Affiliation : Amazon-il veut la part du lion ?
La nouvelle est tombée il y a quelques jours : Amazon a considérablement réduit les commissions dédiées aux affiliés, à savoir les sites revendant des produits disponibles dans les rayons virtuels du géant numérique.
Un véritable coup de massue dans l’écosystème web, et plus précisément, dans le monde du SEO (dont les acteurs sont friands de sites » nichés). A ce jour, cette annonce ne concerne pas encore la France, mais ce n’est qu’une question de semaines.
Dans un contexte économique totalement incertain, et même si cette face du web est invisible pour le commun des mortels, l’affiliation nourrit bien des bouches : éditeurs de sites, rédacteurs, intégrateurs, graphistes, etc… Un récent exemple, que je ne citerai pas, avait déjà fait couler beaucoup d’encre Twitter-ienne quant à l’extrême dépendance de nombreux business envers un partenaire ou un algorithme.
Prenons le temps de faire le point et d’écouter les protagonistes de ce marché aussi particulier que passionnant.
Quelques rappels sur l’affiliation
Afin de niveler le degré de connaissance de chacun, et mieux appréhender les différents témoignages, quelques repères quant au joyeux monde de l’affiliation :
- L’affilié est, l’immense partie du temps, un éditeur de site web. Il développe son site dans le but d’attirer un trafic qualifié et ainsi rediriger cette audience vers des marchands/partenaires.

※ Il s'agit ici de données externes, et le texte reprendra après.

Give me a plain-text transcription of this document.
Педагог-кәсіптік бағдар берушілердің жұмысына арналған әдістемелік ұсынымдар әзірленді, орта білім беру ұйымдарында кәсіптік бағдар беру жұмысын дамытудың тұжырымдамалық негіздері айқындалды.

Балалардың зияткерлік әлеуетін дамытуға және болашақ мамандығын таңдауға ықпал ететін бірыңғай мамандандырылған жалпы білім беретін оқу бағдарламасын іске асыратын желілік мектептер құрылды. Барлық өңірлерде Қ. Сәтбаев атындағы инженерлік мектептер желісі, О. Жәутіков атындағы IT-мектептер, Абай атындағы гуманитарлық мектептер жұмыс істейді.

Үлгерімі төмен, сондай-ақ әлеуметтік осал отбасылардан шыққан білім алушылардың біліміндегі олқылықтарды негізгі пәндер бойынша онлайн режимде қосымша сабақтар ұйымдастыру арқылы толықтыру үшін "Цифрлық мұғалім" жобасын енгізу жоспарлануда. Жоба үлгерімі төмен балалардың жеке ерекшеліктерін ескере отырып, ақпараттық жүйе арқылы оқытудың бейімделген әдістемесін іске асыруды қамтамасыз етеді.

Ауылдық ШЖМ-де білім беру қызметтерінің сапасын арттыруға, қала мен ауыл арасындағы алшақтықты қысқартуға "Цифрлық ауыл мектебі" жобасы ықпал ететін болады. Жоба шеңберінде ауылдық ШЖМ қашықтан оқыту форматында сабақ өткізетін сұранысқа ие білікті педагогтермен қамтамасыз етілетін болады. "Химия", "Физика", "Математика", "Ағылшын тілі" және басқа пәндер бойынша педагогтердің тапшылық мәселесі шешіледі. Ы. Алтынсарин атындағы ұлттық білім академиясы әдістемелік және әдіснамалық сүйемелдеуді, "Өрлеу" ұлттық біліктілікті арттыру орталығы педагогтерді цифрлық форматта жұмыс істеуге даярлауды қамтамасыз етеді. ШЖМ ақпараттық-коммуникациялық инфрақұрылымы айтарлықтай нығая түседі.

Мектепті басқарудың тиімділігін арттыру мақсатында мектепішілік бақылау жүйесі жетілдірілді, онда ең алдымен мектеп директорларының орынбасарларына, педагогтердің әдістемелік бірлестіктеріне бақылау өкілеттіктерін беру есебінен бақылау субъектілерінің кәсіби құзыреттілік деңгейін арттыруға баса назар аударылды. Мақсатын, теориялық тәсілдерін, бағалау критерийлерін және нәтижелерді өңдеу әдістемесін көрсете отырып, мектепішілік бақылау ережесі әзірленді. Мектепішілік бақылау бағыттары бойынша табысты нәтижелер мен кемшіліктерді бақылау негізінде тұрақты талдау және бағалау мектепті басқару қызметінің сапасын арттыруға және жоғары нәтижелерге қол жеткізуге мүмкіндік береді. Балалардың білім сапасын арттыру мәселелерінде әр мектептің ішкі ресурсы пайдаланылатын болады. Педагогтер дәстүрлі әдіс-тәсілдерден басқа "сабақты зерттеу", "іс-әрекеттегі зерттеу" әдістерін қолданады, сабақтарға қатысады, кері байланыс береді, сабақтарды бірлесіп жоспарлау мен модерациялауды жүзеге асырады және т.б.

- L’affilié peut mettre en place un micro-site (1 à 5 pages), un site web » niché (entre 5 et 30 pages de contenu) sur une thématique précise (ex: accessoires pour chats, aspirateurs, extracteur de jus, etc…) ou un site dédié à tout un écosystème (ex: les animaux de compagnie, l’univers de la maison, etc…).
- Selon les cas, les sites peuvent prendre la forme d’un comparateur, d’un site uniquement informatif, d’un banc de test, etc…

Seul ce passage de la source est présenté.